The circuit court opinion also cites YouTube’s own internal audit at the time, which revealed that 60% of its content was copyrighted content and that only 10% of that material was authorized. So, it is no exaggeration to say that while the Viacom case dragged on, YouTube grew its dominant position on the backs of creators, who were involuntarily “sharing” their work for no return.
Since 2010, the platform has grown from 24 hours of video uploaded every minute to 300 hours every minute; and the assumption has been that a service provider cannot know, amid all that material, what is and is not infringing.
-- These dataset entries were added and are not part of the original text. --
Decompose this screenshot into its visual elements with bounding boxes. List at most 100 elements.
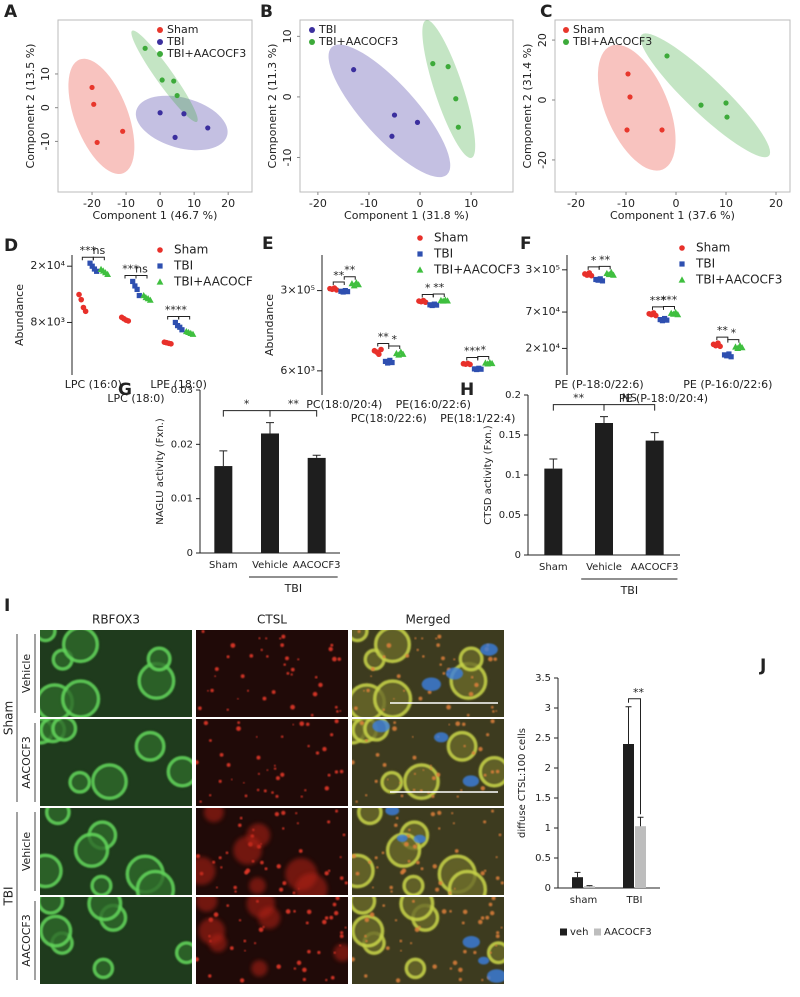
puncta	[364, 974, 368, 978]
cell-ring	[174, 941, 192, 965]
legend-marker	[679, 245, 685, 251]
puncta	[293, 909, 296, 913]
cell-ring	[166, 756, 192, 788]
cell-body	[75, 834, 108, 867]
x-axis-title: Component 1 (31.8 %)	[344, 209, 469, 222]
point	[125, 318, 132, 324]
puncta	[334, 770, 339, 774]
error-bar	[219, 450, 228, 467]
significance-bracket	[477, 356, 490, 360]
cell-body	[40, 855, 61, 887]
legend-marker	[157, 51, 163, 57]
puncta	[354, 706, 358, 711]
point	[664, 53, 670, 59]
puncta	[430, 811, 436, 817]
y-tick-label: 7×10⁴	[525, 305, 560, 318]
puncta	[473, 950, 477, 955]
cell-ring	[91, 763, 128, 801]
x-tick-label: PE (P-18:0/20:4)	[619, 392, 708, 405]
cell-ring	[458, 646, 484, 672]
puncta	[363, 689, 365, 692]
puncta	[386, 778, 389, 781]
significance-label: **	[633, 686, 645, 699]
puncta	[461, 921, 465, 925]
puncta	[280, 735, 284, 738]
puncta	[478, 919, 483, 925]
cell-stain	[233, 836, 262, 865]
puncta	[310, 713, 314, 717]
puncta	[490, 719, 495, 724]
puncta	[335, 897, 340, 901]
x-tick-label: 0	[417, 197, 424, 210]
panel-letter: I	[4, 596, 10, 616]
significance-bracket	[92, 256, 105, 261]
group-label: TBI	[2, 886, 16, 906]
x-tick-label: PE (P-18:0/22:6)	[555, 378, 644, 391]
y-axis-title: diffuse CTSL:100 cells	[517, 728, 528, 838]
significance-label: **	[344, 264, 356, 277]
cell-ring	[134, 730, 166, 762]
point	[76, 291, 82, 298]
y-axis-title: Component 2 (13.5 %)	[24, 44, 37, 169]
cell-ring	[51, 719, 78, 742]
y-tick-label: 3×10⁵	[525, 263, 560, 276]
legend-label: TBI	[166, 35, 185, 48]
puncta	[455, 721, 461, 727]
significance-label: ***	[464, 344, 481, 357]
puncta	[485, 915, 490, 920]
confidence-ellipse	[68, 58, 135, 174]
point	[94, 139, 100, 146]
nucleus	[480, 643, 498, 656]
cell-body	[139, 663, 174, 699]
puncta	[395, 978, 401, 983]
puncta	[307, 744, 310, 748]
cell-body	[40, 897, 63, 913]
legend-marker	[157, 247, 163, 253]
puncta	[225, 851, 229, 855]
point	[174, 92, 180, 99]
legend-label: Sham	[573, 23, 604, 36]
puncta	[369, 912, 375, 917]
cell-ring	[352, 853, 375, 889]
puncta	[462, 909, 468, 915]
legend-swatch	[594, 928, 601, 936]
significance-bracket	[124, 274, 137, 279]
point	[728, 354, 734, 360]
puncta	[328, 646, 333, 652]
puncta	[271, 690, 276, 694]
cell-body	[406, 959, 425, 978]
x-tick-label: -10	[117, 197, 135, 210]
puncta	[404, 841, 409, 847]
x-tick-label: LPC (16:0)	[65, 378, 122, 391]
cell-body	[449, 871, 486, 895]
puncta	[357, 630, 361, 634]
panel-letter: F	[520, 234, 532, 254]
point	[399, 350, 407, 357]
puncta	[427, 690, 432, 694]
puncta	[446, 704, 451, 710]
puncta	[262, 696, 267, 701]
puncta	[230, 643, 236, 648]
legend-label: TBI	[318, 23, 337, 36]
significance-bracket	[81, 256, 94, 261]
y-tick-label: 0	[536, 97, 549, 104]
bar	[645, 440, 664, 555]
x-tick-label: Sham	[539, 562, 568, 573]
puncta	[280, 643, 285, 648]
puncta	[214, 667, 219, 672]
puncta	[458, 977, 462, 982]
puncta	[420, 867, 424, 871]
cell-body	[62, 681, 99, 717]
significance-label: **	[573, 392, 585, 405]
significance-label: *	[731, 327, 737, 340]
puncta	[488, 656, 493, 662]
point	[168, 341, 174, 347]
puncta	[452, 960, 458, 966]
point	[588, 272, 595, 279]
y-tick-label: 10	[39, 67, 52, 81]
point	[599, 278, 606, 284]
x-tick-label: 0	[157, 197, 164, 210]
puncta	[414, 927, 420, 933]
point	[627, 94, 633, 100]
puncta	[334, 719, 339, 724]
Indeed, one of the formative principles of DMCA was that ISPs would not have to affirmatively monitor for infringement, but would instead be required to respond to each individual infringing use upon notification by the rightful owner of the copyright.
The flaw in this mechanism is now obvious and its consequences for creators are clear. A platform like YouTube is able to monetize infringements at warp speed while responding to claims at the pace of a horse and buggy by contrast—all while generating so much ad revenue that the company becomes untouchable via litigation. At the same time, shielded from liability for mass infringements on its own platform, YouTube enjoys an aggressive bargaining position that has enabled it to pay far lower rates than competing services for those works they do license.
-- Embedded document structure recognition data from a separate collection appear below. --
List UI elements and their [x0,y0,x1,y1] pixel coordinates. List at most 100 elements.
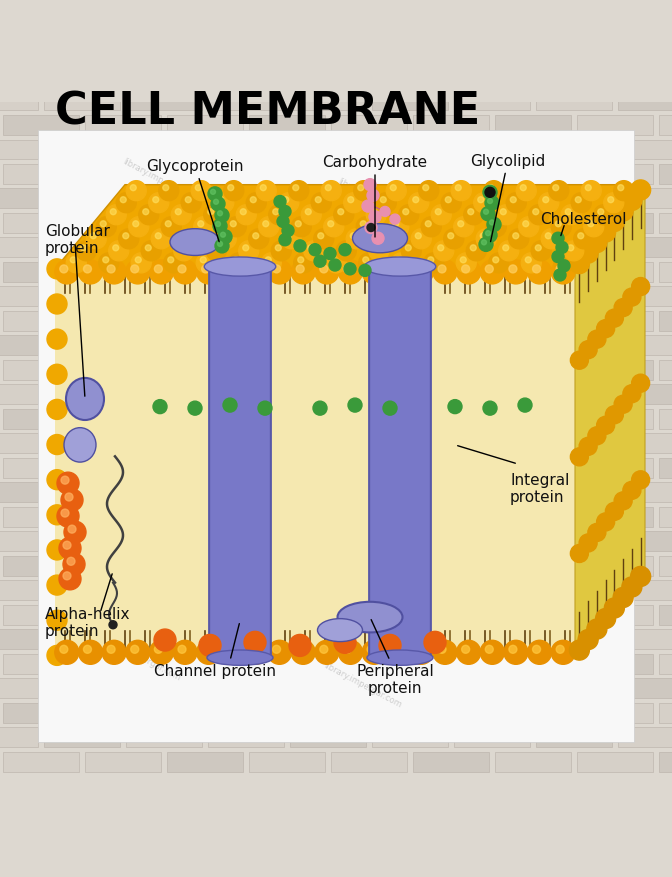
Polygon shape [618,630,672,650]
Polygon shape [413,165,489,185]
Circle shape [267,640,292,665]
Circle shape [213,220,227,234]
Polygon shape [495,459,571,478]
Circle shape [491,222,496,227]
Circle shape [218,231,232,245]
Circle shape [339,245,351,256]
Circle shape [614,182,634,202]
Circle shape [187,233,194,239]
Circle shape [210,190,216,195]
Polygon shape [659,311,672,332]
Polygon shape [577,556,653,576]
Circle shape [131,266,138,274]
Polygon shape [495,654,571,674]
Polygon shape [331,116,407,136]
Polygon shape [618,679,672,698]
Circle shape [279,194,299,213]
Circle shape [485,266,493,274]
Circle shape [173,640,197,665]
Circle shape [218,211,222,217]
Polygon shape [536,581,612,601]
Polygon shape [249,605,325,625]
Circle shape [603,194,624,213]
Circle shape [334,631,356,653]
Circle shape [47,365,67,385]
Circle shape [304,241,324,261]
Circle shape [581,182,601,202]
Polygon shape [208,728,284,747]
Circle shape [343,266,351,274]
Polygon shape [454,531,530,552]
Circle shape [210,246,216,252]
Polygon shape [0,728,38,747]
Text: Cholesterol: Cholesterol [540,212,626,227]
Circle shape [298,258,304,263]
Polygon shape [659,703,672,723]
Polygon shape [618,728,672,747]
Polygon shape [126,531,202,552]
Circle shape [403,210,409,216]
Text: Globular
protein: Globular protein [45,224,110,256]
Circle shape [321,182,341,202]
Circle shape [366,205,386,225]
Polygon shape [413,605,489,625]
Polygon shape [167,116,243,136]
Polygon shape [290,385,366,405]
Circle shape [197,260,220,285]
Circle shape [47,470,67,490]
Circle shape [578,244,598,264]
Circle shape [574,230,594,249]
Circle shape [395,258,401,263]
Circle shape [175,210,181,216]
Circle shape [165,222,171,227]
Polygon shape [126,189,202,209]
Polygon shape [495,605,571,625]
Polygon shape [659,654,672,674]
Polygon shape [372,531,448,552]
Circle shape [478,197,484,203]
Polygon shape [372,483,448,503]
Polygon shape [577,116,653,136]
Circle shape [200,258,206,263]
Polygon shape [290,91,366,111]
Polygon shape [208,679,284,698]
Circle shape [274,196,286,208]
Circle shape [256,182,276,202]
Ellipse shape [317,619,362,642]
Polygon shape [85,165,161,185]
Polygon shape [85,654,161,674]
Circle shape [329,260,341,272]
Circle shape [202,645,210,653]
Polygon shape [44,336,120,356]
Polygon shape [3,703,79,723]
Circle shape [437,246,444,252]
Polygon shape [454,336,530,356]
Polygon shape [454,239,530,258]
Circle shape [261,253,282,274]
Circle shape [178,266,186,274]
Circle shape [83,266,91,274]
Polygon shape [167,410,243,430]
Polygon shape [536,483,612,503]
Circle shape [291,640,315,665]
Polygon shape [3,311,79,332]
Circle shape [438,645,446,653]
Text: library.impergar.com: library.impergar.com [81,526,161,574]
Circle shape [63,553,85,575]
Circle shape [145,246,151,252]
Polygon shape [331,605,407,625]
Circle shape [348,399,362,412]
Circle shape [409,640,433,665]
Circle shape [519,217,539,238]
Circle shape [135,258,141,263]
Polygon shape [249,459,325,478]
Circle shape [301,205,321,225]
Text: library.impergar.com: library.impergar.com [302,553,383,602]
Circle shape [553,185,558,191]
Text: Glycolipid: Glycolipid [470,153,546,242]
Polygon shape [126,434,202,453]
Circle shape [308,246,314,252]
Polygon shape [44,287,120,307]
Polygon shape [577,703,653,723]
Polygon shape [372,336,448,356]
There is a disconnect between the intent of the DMCA and the manifest reality. And what’s falling through the statutory cracks are the middle-class livelihoods of thousands of creators like Miranda Mulholland. Meanwhile, the promise that digital-age models replace old models for the artists who learn to “adapt” has been consistently disproven by creators who have actually done everything the digital gurus told them to do.
I suspect the prospect of ending safe harbors, as Mulholland proposes, is a non-starter. The principle of limiting liability for sites hosting User Generated Content remains sound; and it cannot be discounted that a site like YouTube must also manage an appeals process for wrongful claims against creators who build successful channels on the site and do not carelessly infringe copyrights. Nevertheless, it cannot be denied that YouTube walks, talks, bargains, and earns money like a very actively-managed distribution network rather than the “dumb pipe” they claim to be when threading the loopholes of the DMCA.
While digital rights activists criticize every possible solution—from voluntary measures to legislative amendment—the fact is we now have 20 years worth of data not available to the authors of the DMCA in 1998. These data show what artists like Miranda Mulholland have tried repeatedly to explain on the most human level—that they’re getting clobbered by an industry making fortunes from their labor. Copyright law has always had to evolve when confronted with new technologies and new paradigms. And in context to the lifespan of the public internet, the DMCA is ancient history.
*The irony is not lost on me that Mulholland’s video is best shared via YouTube, but that’s part of the challenge. They’re pretty much the only game in town.